Over the course of our studies, 12 of the original cohort were LTFU to our institution because they lived out of state, and we have no information on whether these patients are alive or the current state of their Fontan circulation. Given the incidence of Fontan circulation-related complications in our cohort, it is important there be ongoing care and follow up, and as these patients reach adulthood, that there are seamless transitions of care.

There are limitations to this study, including that it is a retrospective chart review with a small sample size, which lead to limited ability to perform statistical analyses.

5  Conclusion

This retrospective review of a homogeneous cohort of patients with HLHS followed through staged palliations to adulthood shows the high incidence and risk for thrombus over time. Despite a high incidence of FALD, most patients had an acceptable quality of life and NYHA Class I functional status. Based on our review of the literature, we believe that our findings reflect what is seen in the general Fontan population.

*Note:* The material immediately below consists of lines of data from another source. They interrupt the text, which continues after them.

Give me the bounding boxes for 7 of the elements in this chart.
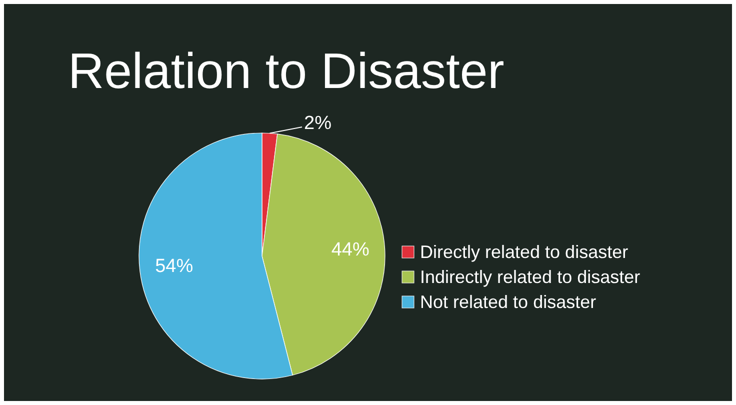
data-label: 44% [331, 239, 370, 260]
legend-label: Directly related to disaster [420, 242, 628, 262]
chart-title: Relation to Disaster [68, 43, 504, 99]
legend-label: Indirectly related to disaster [420, 267, 640, 287]
data-label: 2% [304, 113, 332, 134]
data-label: 54% [155, 256, 194, 278]
legend-label: Not related to disaster [420, 292, 596, 312]
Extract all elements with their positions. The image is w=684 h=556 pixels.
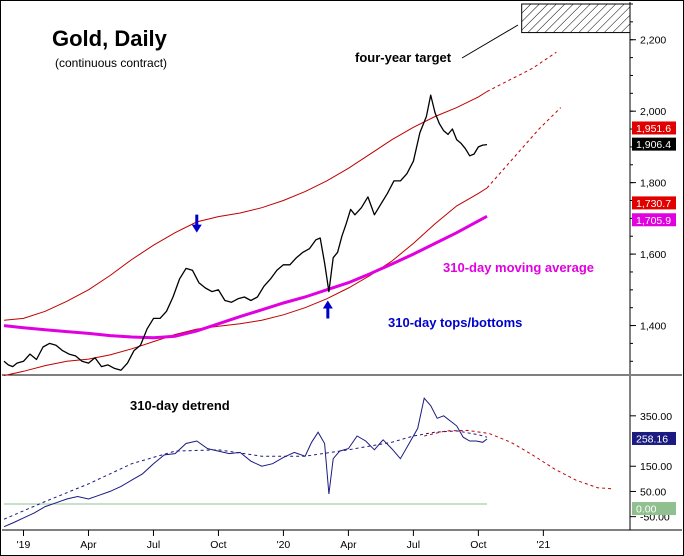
moving-average-line [3,214,488,340]
channel-lower-projection [486,107,562,189]
price-series-group [3,94,488,371]
price-last-value-tag-bg [632,137,676,151]
channel-group [3,51,562,377]
detrend-tick-label: 50.00 [640,486,666,498]
time-tick-label: Jul [407,539,420,551]
time-tick-label: Oct [210,539,226,551]
time-tick-label: Apr [80,539,97,551]
time-tick-label: '19 [17,539,31,551]
marker-group [191,214,333,319]
time-tick-label: '21 [537,539,551,551]
price-last-value-tag-bg [632,121,676,135]
channel-lower-line [3,187,488,377]
price-last-value-tag-bg [632,213,676,227]
channel-upper-line [3,91,488,321]
price-tick-label: 1,400 [640,321,666,333]
price-tick-label: 2,000 [640,106,666,118]
detrend-last-value-tag: 258.16 [636,433,668,445]
time-tick-label: '20 [277,539,291,551]
target-box [521,3,631,34]
detrend-tick-label: 350.00 [640,411,672,423]
price-last-value-tag-bg [632,196,676,210]
price-y-axis: 1,400 1,600 1,800 2,000 2,200 [630,3,666,362]
detrend-line [3,397,488,528]
chart-subtitle: (continuous contract) [55,56,167,70]
detrend-last-value-tag-bg [632,431,676,445]
time-tick-label: Oct [470,539,486,551]
price-tick-label: 2,200 [640,35,666,47]
price-last-value-tag: 1,705.9 [636,215,671,227]
time-tick-label: Apr [340,539,357,551]
time-axis: '19 Apr Jul Oct '20 Apr Jul Oct '21 [17,530,551,551]
chart-title: Gold, Daily [52,26,168,51]
detrend-title: 310-day detrend [130,398,230,413]
annotation-moving-average: 310-day moving average [443,260,594,275]
price-last-value-tag: 1,906.4 [636,139,671,151]
up-arrow-marker [322,300,333,319]
detrend-last-value-tag-bg [632,502,676,516]
detrend-projection-line [424,429,613,490]
detrend-cycle-line [3,430,488,520]
last-value-tags: 1,951.6 1,906.4 1,730.7 1,705.9 258.16 0.00 [632,121,676,516]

Given this, close surveillance of both FALD and changes in coagulation profiles over time is worthwhile for future investigation to potentially identify patients at higher risk and direct targeted therapy.

Authorship: All listed authors have substantially contributed to the manuscript and have approved the final submitted version. The authors confirm contribution to the paper as follows: study conception and design: Eleni P. Asimacopoulos and Kirsten C. Odegard; data collection: Eleni P. Asimacopoulos; analysis and interpretation of results: Eleni P. Asimacopoulos, Steven J. Staffa, Peter C. Laussen and Kirsten C. Odegard; draft manuscript preparation: Eleni P. Asimacopoulos, Steven J. Staffa, Peter C. Laussen and Kirsten C. Odegard. All authors reviewed the results and approved the final version of the manuscript.

Ethics Approval: This study was approved by the Boston Children’s Hospital Institutional Review Board (Approval No. IRB-P00020852) and the patient consent was waived due to its retrospective nature.

Funding Statement: No separate funding was used in this study.

Conflicts of Interest: The authors declare that they have no conflicts of interest to report regarding the present study. All co-authors have seen and agree with the contents of the manuscript.